Кроме книг и пустопорожней болтовни, мать обожала себя – страстно, цельно, неистово, и это была настолько полная и разделенная любовь, что остальным просто не оставалось места. Лялька еще могла кое-как пригодиться, послужить подходящим аргументом – потому ее лет до десяти частенько выводили к гостям, водружали на табуретку и заставляли читать наизусть что-нибудь из «Бгахават-Гиты» или совсем уже невозможное – Антиоха Кантемира. Уме недозрелый, плод недолгой науки, – выводила Лялька, подсмыкивая вечно сползающие колготки и спотыкаясь на каждой силлабической строке, – покойся, не понуждай к перу мои руки: не писав летящи дни века проводити можно, и славу достать, хоть творцом не быти… Зубрить это было еще сложнее, чем произносить, а понять – и вовсе уж невозможно, но Лялька терпела: гости захваливали ее, заваливали вопросами, умными до идиотизма, и отвечать надо было так же – быстро и умно. Мать заранее писала ответы на бумажке, заставляла учить наизусть и среди недели часто нападала на Ляльку без предупреждения, пыталась взять врасплох, но Лялька старалась, тогда еще старалась, и потому твердо знала, что нужно сказать про Сталина, что – про Рериха, в каком году было написано «Отплытие на о. Цитеру» и чем оно отличается от «Отплытия на остров Цитеру». Мои гены, совершенный вундеркинд, – скромно признавалась мать. – Представляете, вчера подошла и попросила у меня Тредиаковского! Сама попросила! О, Василий Кириллович, – тотчас отзывался один из гостей, особенно Ляльке ненавистный, – журналист, неизвестно зачем называвший себя культурологом, (громогласный гастрит, огненная борода, желтые жуткие зубы), – наш первый профессиональный русский литератор!

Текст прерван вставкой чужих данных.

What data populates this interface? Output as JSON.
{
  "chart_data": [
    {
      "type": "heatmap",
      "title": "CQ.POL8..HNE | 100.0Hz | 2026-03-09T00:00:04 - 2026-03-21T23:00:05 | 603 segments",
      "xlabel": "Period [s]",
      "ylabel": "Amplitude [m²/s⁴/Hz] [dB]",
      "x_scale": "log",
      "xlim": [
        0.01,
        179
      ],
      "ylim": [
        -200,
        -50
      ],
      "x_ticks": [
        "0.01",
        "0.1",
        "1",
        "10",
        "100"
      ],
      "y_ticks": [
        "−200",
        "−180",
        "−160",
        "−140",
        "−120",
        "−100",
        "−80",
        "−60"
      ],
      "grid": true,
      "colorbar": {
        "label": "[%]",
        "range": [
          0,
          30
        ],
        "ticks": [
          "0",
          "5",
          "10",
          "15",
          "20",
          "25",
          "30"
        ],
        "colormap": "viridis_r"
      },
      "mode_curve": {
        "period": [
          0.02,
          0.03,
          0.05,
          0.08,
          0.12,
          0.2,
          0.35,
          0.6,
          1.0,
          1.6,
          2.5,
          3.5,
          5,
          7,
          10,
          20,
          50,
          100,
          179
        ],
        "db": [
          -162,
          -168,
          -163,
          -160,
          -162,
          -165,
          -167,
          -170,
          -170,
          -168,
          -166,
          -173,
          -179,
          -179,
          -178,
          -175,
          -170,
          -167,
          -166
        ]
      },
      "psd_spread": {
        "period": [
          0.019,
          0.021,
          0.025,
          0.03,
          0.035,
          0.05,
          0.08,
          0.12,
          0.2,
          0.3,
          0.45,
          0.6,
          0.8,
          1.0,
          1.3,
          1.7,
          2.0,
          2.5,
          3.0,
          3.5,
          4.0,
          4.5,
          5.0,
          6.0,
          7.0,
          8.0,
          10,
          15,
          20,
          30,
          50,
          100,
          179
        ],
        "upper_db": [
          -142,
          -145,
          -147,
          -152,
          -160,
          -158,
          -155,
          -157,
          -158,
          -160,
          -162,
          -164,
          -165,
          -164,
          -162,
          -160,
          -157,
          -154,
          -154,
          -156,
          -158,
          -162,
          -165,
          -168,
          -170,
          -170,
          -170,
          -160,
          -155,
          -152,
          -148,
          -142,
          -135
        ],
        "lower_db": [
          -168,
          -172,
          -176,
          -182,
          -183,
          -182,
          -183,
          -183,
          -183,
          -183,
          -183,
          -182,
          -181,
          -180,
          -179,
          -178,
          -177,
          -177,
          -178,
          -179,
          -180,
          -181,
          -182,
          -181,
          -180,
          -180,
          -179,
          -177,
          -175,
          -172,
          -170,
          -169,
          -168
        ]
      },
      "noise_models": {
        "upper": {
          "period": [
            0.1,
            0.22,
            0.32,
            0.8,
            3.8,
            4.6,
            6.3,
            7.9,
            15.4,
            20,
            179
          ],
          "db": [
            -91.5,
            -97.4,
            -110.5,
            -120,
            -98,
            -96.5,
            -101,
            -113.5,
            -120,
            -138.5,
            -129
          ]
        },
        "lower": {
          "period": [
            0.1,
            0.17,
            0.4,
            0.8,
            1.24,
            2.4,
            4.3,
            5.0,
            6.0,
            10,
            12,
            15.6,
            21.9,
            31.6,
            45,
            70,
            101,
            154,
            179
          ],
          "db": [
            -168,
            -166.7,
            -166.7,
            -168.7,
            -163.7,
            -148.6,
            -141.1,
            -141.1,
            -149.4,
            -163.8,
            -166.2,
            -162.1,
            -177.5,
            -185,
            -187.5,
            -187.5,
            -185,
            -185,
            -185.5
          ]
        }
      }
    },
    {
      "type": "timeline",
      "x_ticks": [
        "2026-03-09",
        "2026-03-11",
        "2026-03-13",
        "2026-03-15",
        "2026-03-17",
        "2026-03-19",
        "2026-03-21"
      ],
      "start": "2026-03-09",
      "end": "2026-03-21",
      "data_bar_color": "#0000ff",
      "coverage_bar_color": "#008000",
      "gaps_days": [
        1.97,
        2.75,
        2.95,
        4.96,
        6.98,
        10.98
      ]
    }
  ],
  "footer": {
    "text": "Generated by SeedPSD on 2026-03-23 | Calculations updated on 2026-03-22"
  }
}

Лялька, поняв, что выступление закончено, с облегчением – бочком, бочком – выскальзывала в нормальную жизнь, к себе или на кухню, где сидел, карауля вечно закипающий чайник, отчим, маленький, тихий, лысоватый. Родной. Вот мать была неродная. А отчим – очень родной. Лялька, – радовался отчим почти беззвучно: мать его стыдилась, к гостям не выпускала никогда, даже чай принести – только заваривать и позволяла; он и заваривал, иной раз – почти до утра, читал втихомолку «Советский спорт», мыл чашки и бокалы, распечатывал очередную пачку грузинского, а то и дефицитного, со слоном. Отчим был обычный физрук, преподавал в школе, учил мальчишек и девчонок прыгать через коня, подавать крученый, кричал – давайте, зайцы, давайте, не сдаваться! Зайцы не сдавались, а если и продували игру, то зла на физрука не держали. Он был безобидный.